Biden and aides see the potential to transform health care coverage and cost for millions of Americans and, along the way, give the president a full-throated, forward-looking argument on an issue that has consistently delivered for Democrats in recent election cycles. They believe former President Donald Trump made that much easier by suddenly renewing his calls to repeal and replace the Affordable Care Act – giving them a strong contrast point with the GOP front-runner.
Expected to be part of the president’s proposed agenda: expanding the provisions cutting prices for insulin and other drugs, which were enacted for Medicare enrollees last year as part of the Inflation Reduction Act, and further strengthening the Affordable Care Act by making permanent the enhanced federal premium subsidies that have helped about 10 million people afford coverage on the Obamacare exchanges. The beefed-up assistance is set to expire after 2025.
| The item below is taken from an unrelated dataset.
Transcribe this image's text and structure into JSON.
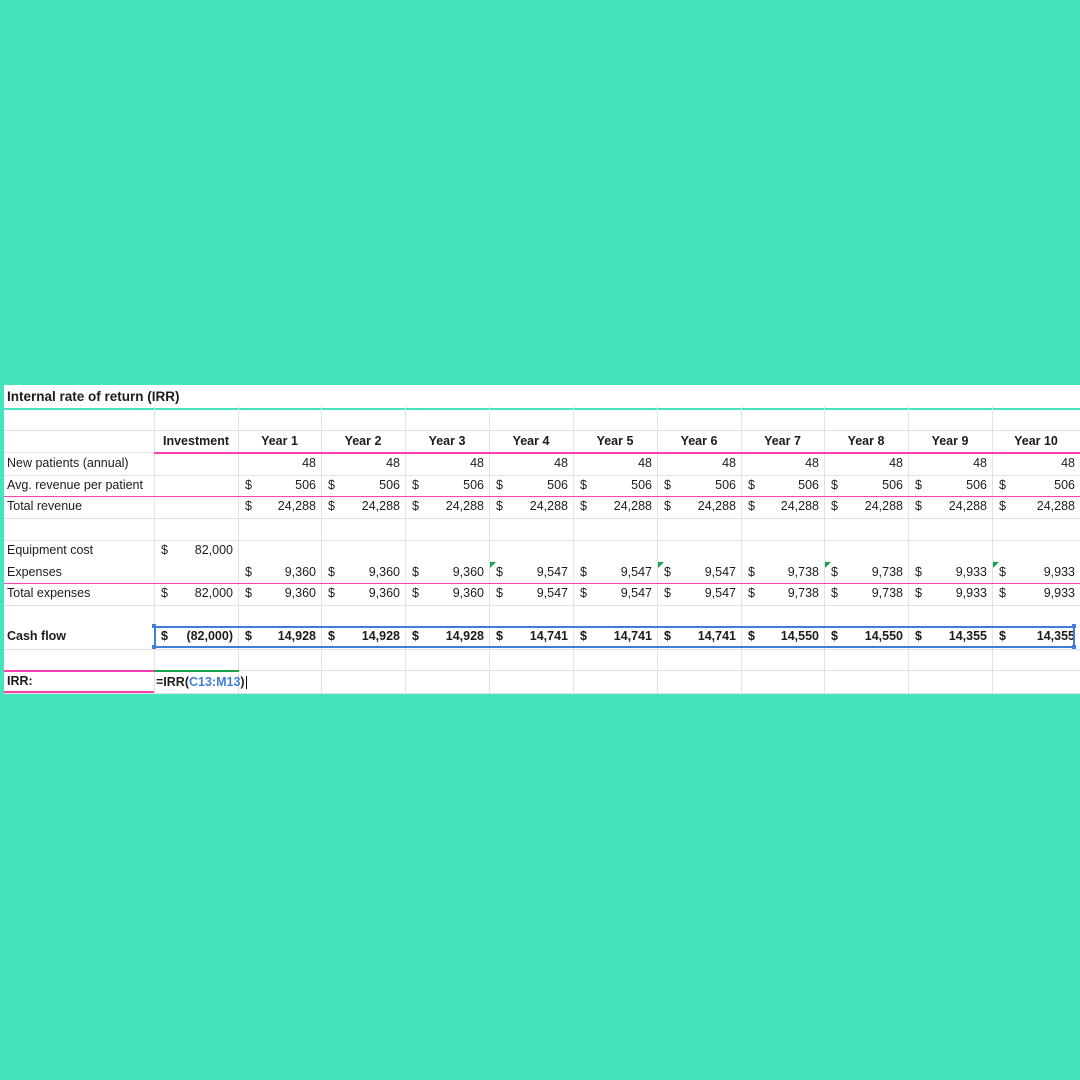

Aides and advocates are also looking at potential workarounds to provide access to Obamacare coverage in the 10 remaining states that have not expanded Medicaid, now that North Carolina made the move early this month. That alone would make roughly 3.5 million more Americans eligible for Medicaid, according to independent estimates, mostly in deep-red states, but with top 2024 presidential battleground states Wisconsin and Georgia on the list too.
Aides to Trump were themselves caught by surprise when he announced over Thanksgiving weekend his plans to get rid of Obamacare, and many Republicans have ducked any response to it since. But Trump dug in again over the weekend in Iowa, telling a rally that Obamacare “will never be any good.”